By JARROD POTTER
DANDENONG became the first SEABL women’s team to attain a three-peat, defeating the Knox Raiders 65-48 to claim their third championship in a row.
The Rangers had to fight back from a 16-24 margin through the second quarter caused by some early nerves with Dandenong only hitting 5/20 and 5/16 from the floor in the first half.
The ‘premiership quarter’ belonged to the Rangers – every action led positively to the scoreboard.
Steph Cumming found her bearings to hit two of her textbook step-back jumpers and a long range three-pointer to blitz the Raiders and take a 12 point lead at the last change.
Dandenong continued their run on in the last quarter – Cumming hit her second three-pointer and the icing on the cake came from Alison Downie, going even longer than Cumming’s three-pointers to take an impressive 65-48 win to secure their sixth SEABL championship and become the first SEABL women’s team to win the championship three times in a row.
Amelia Todhunter, 23, led from the front – her 15 points, eight rebounds and six assists in the stat-book and the bruises and court-burn to show as additional badges of honour to earn the best-on-court medal.
“Absolutely amazing,” Todhunter said. “I’m so proud of the girls, the supporters and everyone – the last three years have been the most amazing journey with all the ups and downs.
“I have bruises and court burn but you have to put your body on the line to get the win and we all did and I’m so proud.”
Cumming was exceptional with 14 points, Downie almost had a double-double of 11 points and nine rebounds and helped lock down Knox’s superstar player Amy Denson defensively with Faith Probst and Clare Papavs (nine points each) also providing the necessary experience to help the Rangers to the championship.
Dandenong coach Larissa Anderson was in awe of the team’s ability to hold Knox to a sub-50 score.

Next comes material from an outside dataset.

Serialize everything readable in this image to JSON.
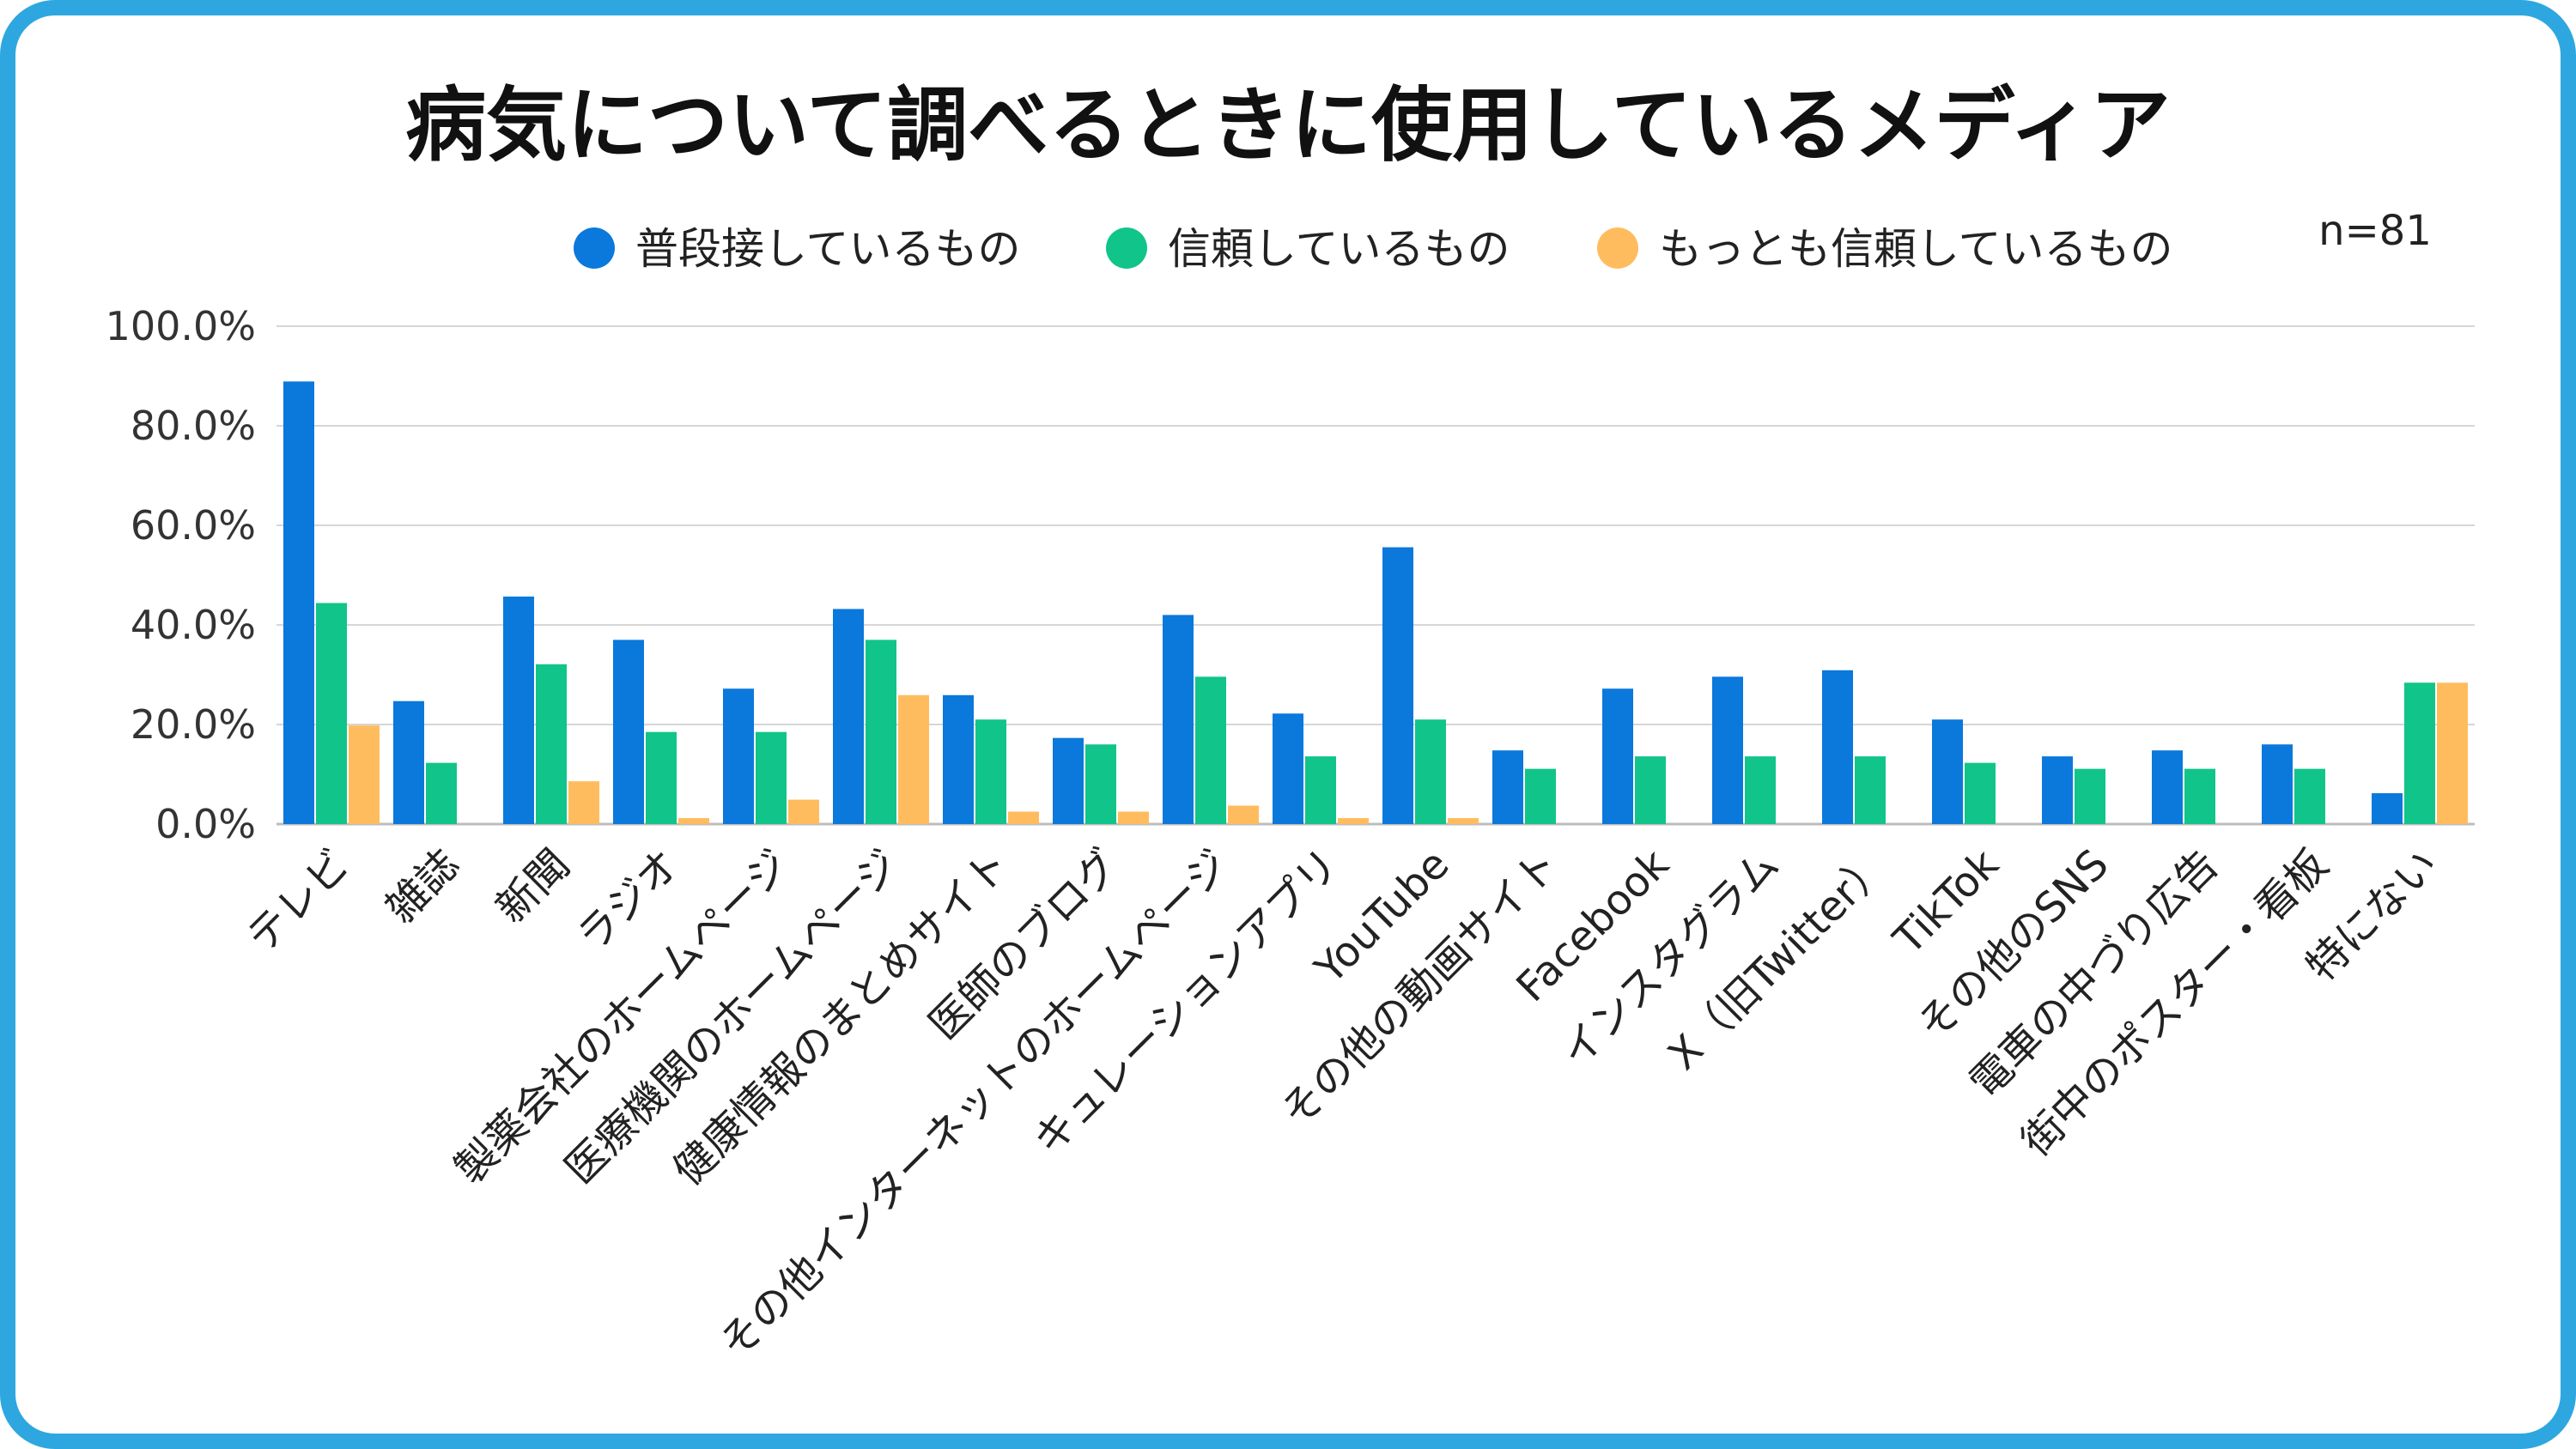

“It’s absolutely phenomenal to keep a team as good as Knox to just 48 points, just like we did last week against Geelong,” Anderson said.
“They just played god damned hard defence and I’m so proud of them.
“It was a team effort and that is what this team is and why they are so deserving of their place in history. That is exactly what I said at half-time: “you are the best, now go and make it official”.
Anderson, currently 30 weeks pregnant expecting her second child, is unsure if she’ll return to coach the Rangers for their chance at four-in-four, but was focused on celebrating the championship win before deciding about next season.
“Right now I’m just going to enjoy this one,” Anderson said.
“Then I will step back and figure out what I will do – the baby is due in November, just at the start of pre-season, so it will make it tough, but I haven’t decided yet.
“I’m 30 weeks pregnant and very emotional – I tried to gee the girls up last week and burst into tears.
“I controlled myself today although I don’t know how I would have made it if this was a night game.”
Whatever the composition of the side, on-court or off next season, Todhunter is confident of Dandenong’s chances to make it four on the trot.
“I think it’s really starting to hit us now that six or seven of us have been together for the last three years and I don’t think next year it’s going to be the same,” Todhunter said. “I hope it will be and we can four-peat, but you never know.”
Anderson dedicated the win to Dandenong’s long-serving administrator and junior coach Charles Ryan, who passed away last September.